The session runs over, next client is late. Then she asks for money. Not a specific amount. Very unclear. "Well, this was a session, I need to charge something for my time; I didn't for many years. Most therapists do charge for their first session." The point is, professionals who do so, say so. "Would you have come if I'd brought up the fees first thing on the phone?" Hmmmm. So it's bait and switch? Finally she says minimum she could accept is $20, we spent well over an hour and she was doing energy work with me the whole time, Reiki to keep me from getting sick... She tried to do energy work on me without asking my permission? Jeez.

She did spend a long time with me, and she believes what she's doing is therapy, even if I think she has no more brains than a clam, so finally I just pay her $20 to shut her up, and leave. Write it off to the shopping process, but still I feel mad--and silly for feeling mad.

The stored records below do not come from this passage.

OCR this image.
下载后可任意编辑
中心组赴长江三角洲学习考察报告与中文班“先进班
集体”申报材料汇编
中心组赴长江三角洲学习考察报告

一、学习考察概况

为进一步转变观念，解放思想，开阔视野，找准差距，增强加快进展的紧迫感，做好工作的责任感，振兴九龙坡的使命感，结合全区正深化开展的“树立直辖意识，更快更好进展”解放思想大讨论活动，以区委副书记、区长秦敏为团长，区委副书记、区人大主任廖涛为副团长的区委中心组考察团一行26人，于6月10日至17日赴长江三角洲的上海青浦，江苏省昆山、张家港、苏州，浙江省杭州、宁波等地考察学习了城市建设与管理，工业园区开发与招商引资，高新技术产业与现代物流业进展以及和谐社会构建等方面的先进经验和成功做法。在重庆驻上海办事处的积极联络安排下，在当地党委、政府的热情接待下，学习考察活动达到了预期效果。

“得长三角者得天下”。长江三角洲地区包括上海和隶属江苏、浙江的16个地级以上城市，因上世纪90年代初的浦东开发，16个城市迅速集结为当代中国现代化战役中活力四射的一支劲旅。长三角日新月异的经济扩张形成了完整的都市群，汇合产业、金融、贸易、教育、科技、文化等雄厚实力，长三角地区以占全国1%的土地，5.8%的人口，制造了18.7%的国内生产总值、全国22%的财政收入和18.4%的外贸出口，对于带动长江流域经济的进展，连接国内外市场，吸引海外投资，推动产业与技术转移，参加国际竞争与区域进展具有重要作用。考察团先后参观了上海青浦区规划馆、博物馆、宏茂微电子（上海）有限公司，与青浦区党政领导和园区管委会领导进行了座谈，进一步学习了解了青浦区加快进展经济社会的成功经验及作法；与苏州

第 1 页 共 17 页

Though her advice to USE that technique to toss other people's nonsense outa my head is quite valid--and I intend to do it. I guess she DID give me something--a reminder that knowing things isn't enough. I have to use the knowledge.

Her house felt nice, too. A gorgeous quiet house by a park and a lake, in the heart of a huge city. Someone so dysfunctional she can't discuss her own rates still gets to live in such a nice place. Think about THAT! What's stopping me from getting stuff I want, when idiots get Eden?

Pop on the radio as I drive home. Talkshow. Bisexual women discuss how they're seen and treated. Heterophobia from lesbians, as bad as homophobia from straights! I still feel nothing but envy. The happiness they get from acting on their desires seems worth any amount of criticism from jerks outside. When I follow MY bliss, I get sick. Inner critics!

So just before bed, I try the techniques. I divorce my sister yet again, and chop at the psychic cords tying me to my parents, and kick out my inner ascetic hermit (have to kick his ass, for he won't leave peacefully)...

But I know I'm going to get sick from this. Just too much. Too much fear and humiliation--telling my horrible history over and over all day to strangers, and too much guilt about money and sex, and too much Megan, with her New Age pretentions and hidden guilt...

THAT NIGHT

It's the Cold War. I'm working in the Stanford library when there's a huge BOOOM! We all rush outside...

A big military jet has crash-landed outside the library complex. The plane's mostly intact, but the pilot was killed. I recognize his name instantly. A famous man, a genius in both physics and medicine. Was he trying to defect? Spying? Perhaps a double game? Unclear. But rumors fly...

Now I'm a lawyer, representing the defector's wife. In my top-floor office, with the lovely view of the park, I explain to my client why she was just convicted on one count (out of several) of complicity in this skyjacking scheme of her husband's... She's devastated by the guilty verdict. I keep insisting "You were acquitted on three out of four counts! You have to remember that juries aren't interested in logic. They know there's a complicated story here that's being kept from them. So they voted their frustration. They knew you weren't in the heart of it, but they couldn't quite believe you knew NOTHING, so they punished you for not helping clear up the mystery--but only a bit."

"But do you believe me?"

"Yes" I say flatly. "He was a very complicated, manipulative, intimidating genius, and I think he abused you. Like that business with the hospital..." She needed a pelvic exam for an IUD fitting. She wanted privacy, anonymity, and her own doctor, preferably a woman. Wouldn't you? But to save money, he made her go to his hospital--his workplace! Everyone in the building was gossiping about her contraceptive choices, wondering about her cheapness or her loyalty--while her husband's close friends, men she knew and had flirted with, were peering up her cunt.

And that was typical. He was a genius, but a cheap, insensitive bastard too. At least... to her.

NOTES NEXT MORNING

NOTE A YEAR LATER

The other therapist, who was going on vacation, worked out well. I'm still seeing her. The long exhausting hunt for someone who could help was finally over--I just didn't know it yet.